Le 9 février 1941, pendant l'opération Grog, un obus tiré par un navire de guerre britannique ouvre un trou dans le toit du Carlo Felice et détruit le plafond de la salle, une large couronne d'anges et de putti en haut-relief vivement peints, sans équivalent à Gênes. Ce n'est qu'un début : les bombes incendiaires du 5 août 1943 brûlent les décors derrière la scène, les pillards emportent le moindre morceau de métal et un raid de septembre 1944 abat la façade. Du théâtre inauguré en 1828, il reste les murs et le pronaos.
À voir
Le projet d'origine est de Carlo Barabino, vainqueur du concours en 1825 devant le Tessinois Luigi Canonica, appelé malgré tout ensuite comme conseiller pour la scène. Le théâtre s'élève là où se trouvaient l'église et le couvent de San Domenico, réduits depuis 1797 à des entrepôts et à une caserne, et il est inauguré le 7 avril 1828 devant Carlo Felice de Savoie et la reine Maria Cristina avec Bianca e Fernando de Vincenzo Bellini, remaniée pour l'occasion sur un livret du Génois Felice Romani. La salle accueillait environ 2 500 personnes sur cinq rangs de trente-trois loges chacun.

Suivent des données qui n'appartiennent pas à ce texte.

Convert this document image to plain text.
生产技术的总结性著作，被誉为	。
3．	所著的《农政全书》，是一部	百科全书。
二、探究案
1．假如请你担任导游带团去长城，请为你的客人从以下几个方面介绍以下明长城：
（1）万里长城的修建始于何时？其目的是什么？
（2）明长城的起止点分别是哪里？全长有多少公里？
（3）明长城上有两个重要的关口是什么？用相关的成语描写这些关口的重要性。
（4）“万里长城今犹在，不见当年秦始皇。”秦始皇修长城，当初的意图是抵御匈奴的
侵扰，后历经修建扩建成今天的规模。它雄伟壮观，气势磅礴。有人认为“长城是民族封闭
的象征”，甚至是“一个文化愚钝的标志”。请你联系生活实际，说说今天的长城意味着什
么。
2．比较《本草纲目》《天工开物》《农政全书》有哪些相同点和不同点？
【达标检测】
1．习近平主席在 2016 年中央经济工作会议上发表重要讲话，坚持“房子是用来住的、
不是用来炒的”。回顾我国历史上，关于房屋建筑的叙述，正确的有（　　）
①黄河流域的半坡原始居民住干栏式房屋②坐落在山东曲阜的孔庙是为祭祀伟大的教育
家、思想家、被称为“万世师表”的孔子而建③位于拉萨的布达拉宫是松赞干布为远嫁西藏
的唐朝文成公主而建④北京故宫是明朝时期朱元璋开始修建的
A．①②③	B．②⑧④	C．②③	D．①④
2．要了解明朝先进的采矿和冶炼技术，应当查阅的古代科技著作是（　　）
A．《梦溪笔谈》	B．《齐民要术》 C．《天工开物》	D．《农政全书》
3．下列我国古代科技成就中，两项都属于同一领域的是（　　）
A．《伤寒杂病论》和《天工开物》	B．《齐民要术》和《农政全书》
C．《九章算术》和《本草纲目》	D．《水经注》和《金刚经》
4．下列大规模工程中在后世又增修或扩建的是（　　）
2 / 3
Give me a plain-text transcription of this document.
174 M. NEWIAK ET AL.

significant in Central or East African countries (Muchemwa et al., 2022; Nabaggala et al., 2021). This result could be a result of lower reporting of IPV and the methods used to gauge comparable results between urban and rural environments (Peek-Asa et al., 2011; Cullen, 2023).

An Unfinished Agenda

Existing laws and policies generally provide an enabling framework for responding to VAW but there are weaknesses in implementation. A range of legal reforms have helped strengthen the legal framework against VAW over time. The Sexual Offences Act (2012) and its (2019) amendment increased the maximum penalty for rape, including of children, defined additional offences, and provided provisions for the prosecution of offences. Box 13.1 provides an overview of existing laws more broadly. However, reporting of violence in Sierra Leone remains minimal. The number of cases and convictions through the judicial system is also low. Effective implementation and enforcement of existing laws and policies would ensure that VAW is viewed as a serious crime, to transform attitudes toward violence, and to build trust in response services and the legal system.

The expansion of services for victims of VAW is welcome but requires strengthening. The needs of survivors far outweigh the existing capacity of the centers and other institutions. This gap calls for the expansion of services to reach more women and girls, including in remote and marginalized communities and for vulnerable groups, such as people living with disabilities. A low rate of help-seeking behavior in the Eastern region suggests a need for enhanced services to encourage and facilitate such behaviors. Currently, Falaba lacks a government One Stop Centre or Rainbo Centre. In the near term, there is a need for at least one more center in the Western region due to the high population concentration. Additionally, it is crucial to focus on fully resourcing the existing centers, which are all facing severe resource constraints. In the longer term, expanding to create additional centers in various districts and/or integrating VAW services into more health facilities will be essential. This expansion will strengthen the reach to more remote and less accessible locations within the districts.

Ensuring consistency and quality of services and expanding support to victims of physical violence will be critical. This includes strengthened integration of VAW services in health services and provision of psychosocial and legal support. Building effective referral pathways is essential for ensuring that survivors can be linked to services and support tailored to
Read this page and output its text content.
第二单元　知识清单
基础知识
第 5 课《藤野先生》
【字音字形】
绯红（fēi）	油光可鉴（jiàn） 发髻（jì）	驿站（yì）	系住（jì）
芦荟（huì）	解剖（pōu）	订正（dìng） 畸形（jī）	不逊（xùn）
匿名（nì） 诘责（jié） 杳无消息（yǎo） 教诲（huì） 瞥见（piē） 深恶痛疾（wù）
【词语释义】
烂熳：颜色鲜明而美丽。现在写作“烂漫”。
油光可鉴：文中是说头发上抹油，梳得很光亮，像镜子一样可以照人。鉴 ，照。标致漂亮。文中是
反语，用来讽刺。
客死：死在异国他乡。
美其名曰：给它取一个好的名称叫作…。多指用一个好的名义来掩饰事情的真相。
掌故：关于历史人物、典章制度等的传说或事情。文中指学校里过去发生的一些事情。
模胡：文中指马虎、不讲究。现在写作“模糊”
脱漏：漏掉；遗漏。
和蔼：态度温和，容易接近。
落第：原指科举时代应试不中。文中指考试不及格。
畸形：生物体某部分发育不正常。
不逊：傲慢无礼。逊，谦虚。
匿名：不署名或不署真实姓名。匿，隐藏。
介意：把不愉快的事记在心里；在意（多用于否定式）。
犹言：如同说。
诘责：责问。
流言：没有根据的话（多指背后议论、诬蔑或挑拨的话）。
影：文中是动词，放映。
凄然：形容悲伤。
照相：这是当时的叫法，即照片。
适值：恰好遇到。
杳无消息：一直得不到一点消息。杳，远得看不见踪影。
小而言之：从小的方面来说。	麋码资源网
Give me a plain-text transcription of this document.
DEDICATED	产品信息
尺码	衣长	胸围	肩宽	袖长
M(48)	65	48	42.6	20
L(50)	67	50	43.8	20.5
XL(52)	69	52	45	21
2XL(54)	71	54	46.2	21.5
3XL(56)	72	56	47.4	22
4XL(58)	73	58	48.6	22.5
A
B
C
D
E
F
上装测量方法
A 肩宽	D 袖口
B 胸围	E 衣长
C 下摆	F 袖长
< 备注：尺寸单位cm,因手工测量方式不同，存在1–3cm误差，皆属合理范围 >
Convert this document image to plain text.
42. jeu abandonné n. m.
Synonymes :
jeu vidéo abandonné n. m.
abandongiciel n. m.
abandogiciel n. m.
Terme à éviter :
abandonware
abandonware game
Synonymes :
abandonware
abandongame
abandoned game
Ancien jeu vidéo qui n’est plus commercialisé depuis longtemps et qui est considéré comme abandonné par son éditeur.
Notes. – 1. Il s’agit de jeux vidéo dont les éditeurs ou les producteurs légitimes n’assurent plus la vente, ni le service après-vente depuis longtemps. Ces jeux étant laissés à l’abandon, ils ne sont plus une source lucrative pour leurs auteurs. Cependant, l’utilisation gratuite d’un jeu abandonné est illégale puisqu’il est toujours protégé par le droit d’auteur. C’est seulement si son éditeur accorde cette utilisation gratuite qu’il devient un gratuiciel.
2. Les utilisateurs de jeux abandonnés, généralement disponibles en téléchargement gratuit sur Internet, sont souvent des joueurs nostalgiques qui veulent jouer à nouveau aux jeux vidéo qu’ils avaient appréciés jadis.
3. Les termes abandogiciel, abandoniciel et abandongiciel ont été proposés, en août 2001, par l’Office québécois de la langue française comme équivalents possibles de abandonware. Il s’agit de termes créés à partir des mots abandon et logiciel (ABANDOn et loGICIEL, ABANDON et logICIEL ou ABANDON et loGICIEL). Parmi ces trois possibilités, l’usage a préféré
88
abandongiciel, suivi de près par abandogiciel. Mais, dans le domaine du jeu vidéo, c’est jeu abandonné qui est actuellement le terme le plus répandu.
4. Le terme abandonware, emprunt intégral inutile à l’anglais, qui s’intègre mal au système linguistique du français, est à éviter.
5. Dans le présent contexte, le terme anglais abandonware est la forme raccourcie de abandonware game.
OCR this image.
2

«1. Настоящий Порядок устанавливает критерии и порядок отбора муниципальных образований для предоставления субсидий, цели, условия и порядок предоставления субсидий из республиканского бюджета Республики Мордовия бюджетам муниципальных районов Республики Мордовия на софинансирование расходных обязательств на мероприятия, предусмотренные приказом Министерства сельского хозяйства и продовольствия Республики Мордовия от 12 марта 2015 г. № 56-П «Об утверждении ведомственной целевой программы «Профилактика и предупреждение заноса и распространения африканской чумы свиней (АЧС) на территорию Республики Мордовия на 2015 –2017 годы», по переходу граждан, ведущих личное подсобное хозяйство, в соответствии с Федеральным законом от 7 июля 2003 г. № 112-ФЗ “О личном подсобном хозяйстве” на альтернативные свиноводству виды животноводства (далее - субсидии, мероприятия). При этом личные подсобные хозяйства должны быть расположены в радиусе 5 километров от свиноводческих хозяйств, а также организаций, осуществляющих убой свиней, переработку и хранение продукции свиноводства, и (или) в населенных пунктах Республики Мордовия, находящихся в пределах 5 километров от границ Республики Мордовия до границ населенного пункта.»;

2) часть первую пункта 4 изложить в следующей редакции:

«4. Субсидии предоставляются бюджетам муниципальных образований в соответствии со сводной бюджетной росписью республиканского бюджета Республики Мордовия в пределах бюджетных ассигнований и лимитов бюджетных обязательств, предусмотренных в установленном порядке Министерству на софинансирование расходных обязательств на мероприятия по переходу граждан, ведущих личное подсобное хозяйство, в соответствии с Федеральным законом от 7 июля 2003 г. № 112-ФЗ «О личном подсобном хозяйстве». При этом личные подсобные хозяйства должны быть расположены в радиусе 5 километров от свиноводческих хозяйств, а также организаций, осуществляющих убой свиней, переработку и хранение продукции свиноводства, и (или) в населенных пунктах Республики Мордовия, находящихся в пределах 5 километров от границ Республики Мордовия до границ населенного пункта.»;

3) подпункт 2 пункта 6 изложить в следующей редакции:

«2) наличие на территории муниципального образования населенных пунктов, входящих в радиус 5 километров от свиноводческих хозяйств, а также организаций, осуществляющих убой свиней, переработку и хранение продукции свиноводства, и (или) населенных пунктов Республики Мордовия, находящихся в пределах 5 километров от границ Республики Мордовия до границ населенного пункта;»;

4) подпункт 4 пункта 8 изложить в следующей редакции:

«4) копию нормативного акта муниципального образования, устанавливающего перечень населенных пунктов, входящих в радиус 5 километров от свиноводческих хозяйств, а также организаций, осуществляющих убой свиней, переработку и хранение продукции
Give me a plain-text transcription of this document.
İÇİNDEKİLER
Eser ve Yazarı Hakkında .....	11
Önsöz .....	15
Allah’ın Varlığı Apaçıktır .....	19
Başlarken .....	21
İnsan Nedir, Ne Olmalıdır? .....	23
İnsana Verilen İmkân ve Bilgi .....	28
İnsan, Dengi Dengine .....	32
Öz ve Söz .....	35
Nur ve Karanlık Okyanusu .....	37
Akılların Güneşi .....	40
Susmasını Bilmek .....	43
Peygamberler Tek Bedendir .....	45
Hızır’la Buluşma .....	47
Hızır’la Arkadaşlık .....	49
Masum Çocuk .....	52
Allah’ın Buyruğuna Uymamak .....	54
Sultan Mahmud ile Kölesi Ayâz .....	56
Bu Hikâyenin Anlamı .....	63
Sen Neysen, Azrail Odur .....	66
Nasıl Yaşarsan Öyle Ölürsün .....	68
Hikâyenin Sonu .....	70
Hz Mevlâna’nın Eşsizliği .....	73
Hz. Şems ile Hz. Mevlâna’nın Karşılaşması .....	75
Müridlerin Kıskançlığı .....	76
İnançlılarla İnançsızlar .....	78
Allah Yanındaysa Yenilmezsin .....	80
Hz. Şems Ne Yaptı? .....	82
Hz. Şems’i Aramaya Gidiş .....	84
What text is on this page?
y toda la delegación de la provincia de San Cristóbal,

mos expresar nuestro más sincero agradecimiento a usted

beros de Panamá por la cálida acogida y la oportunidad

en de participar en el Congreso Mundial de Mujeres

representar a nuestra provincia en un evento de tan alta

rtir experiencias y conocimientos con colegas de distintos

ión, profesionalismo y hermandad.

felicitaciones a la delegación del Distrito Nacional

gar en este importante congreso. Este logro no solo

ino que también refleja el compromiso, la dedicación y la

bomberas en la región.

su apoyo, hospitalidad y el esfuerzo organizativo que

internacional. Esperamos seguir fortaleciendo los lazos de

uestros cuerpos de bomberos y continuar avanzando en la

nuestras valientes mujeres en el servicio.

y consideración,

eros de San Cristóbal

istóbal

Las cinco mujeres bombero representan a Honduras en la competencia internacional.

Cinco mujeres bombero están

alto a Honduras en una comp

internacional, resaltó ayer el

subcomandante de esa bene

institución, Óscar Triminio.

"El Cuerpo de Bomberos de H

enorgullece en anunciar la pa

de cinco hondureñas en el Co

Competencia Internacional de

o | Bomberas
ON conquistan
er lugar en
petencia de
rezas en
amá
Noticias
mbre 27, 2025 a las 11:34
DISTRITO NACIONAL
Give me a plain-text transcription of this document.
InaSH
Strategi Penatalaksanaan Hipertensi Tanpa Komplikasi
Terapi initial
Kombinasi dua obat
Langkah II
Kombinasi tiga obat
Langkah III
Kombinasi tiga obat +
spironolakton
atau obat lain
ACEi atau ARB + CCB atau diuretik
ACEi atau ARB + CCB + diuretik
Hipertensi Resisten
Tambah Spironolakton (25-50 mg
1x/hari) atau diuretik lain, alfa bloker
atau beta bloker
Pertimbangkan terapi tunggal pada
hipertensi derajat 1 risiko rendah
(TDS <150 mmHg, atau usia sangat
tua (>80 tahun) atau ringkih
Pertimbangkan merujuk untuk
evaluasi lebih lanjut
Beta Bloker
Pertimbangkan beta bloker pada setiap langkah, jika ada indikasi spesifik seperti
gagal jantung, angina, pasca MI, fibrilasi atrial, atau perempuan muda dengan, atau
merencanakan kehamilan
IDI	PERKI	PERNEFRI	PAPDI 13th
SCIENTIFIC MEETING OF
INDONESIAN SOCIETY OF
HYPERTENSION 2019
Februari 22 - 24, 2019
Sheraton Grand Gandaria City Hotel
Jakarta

Ce que l'on voit aujourd'hui est le théâtre d'Aldo Rossi, Ignazio Gardella et Fabio Reinhart, lauréats du concours clos en 1984 après que les projets de Paolo Antonio Chessa et de Carlo Scarpa sont restés sur le papier. Le cahier des charges imposait de conserver le pronaos dorique et le portique avec ses bas-reliefs d'origine ; derrière, la tour de scène double le volume du siècle précédent et abrite quatre plateaux, dont deux mobiles et situés plus bas. Dans le foyer, de part et d'autre du cône qui signe le bâtiment, Aurelio Caminati a peint deux fresques de 36 mètres carrés : l'une montre le comptoir génois de l'île de Tabarka, l'autre Guglielmo Embriaco partant pour la première croisade en 1102.
La visite
Le théâtre donne sur la piazza De Ferrari, à côté du monument équestre à Garibaldi, avec une bouche de métro devant la porte. Les saisons lyrique, symphonique et de ballet vont de l'automne au printemps et, depuis 1991, la salle accueille aussi les concerts de la Giovine Orchestra Genovese, qui organise de la musique de chambre à Gênes depuis 1912. Le passage couvert derrière le pronaos, pensé comme un prolongement de la rue entre la piazza De Ferrari et la Galleria Mazzini, est la partie du projet que l'on remarque en premier de l'extérieur.
Le conseil de la rédaction
Nous arrivons une demi-heure en avance et nous la passons dans le foyer, qui mesure 660 mètres carrés : les fresques de Caminati ne se lisent qu'à distance et sans se presser. Si vous pouvez choisir la date, cherchez une représentation dans la petite salle de 200 places, dotée de sa propre scène et d'un rendu très différent de la grande. Et faites le tour du portique avant d'entrer : les bas-reliefs sont ceux de Barabino, les seules pièces d'origine que les bombes ont épargnées.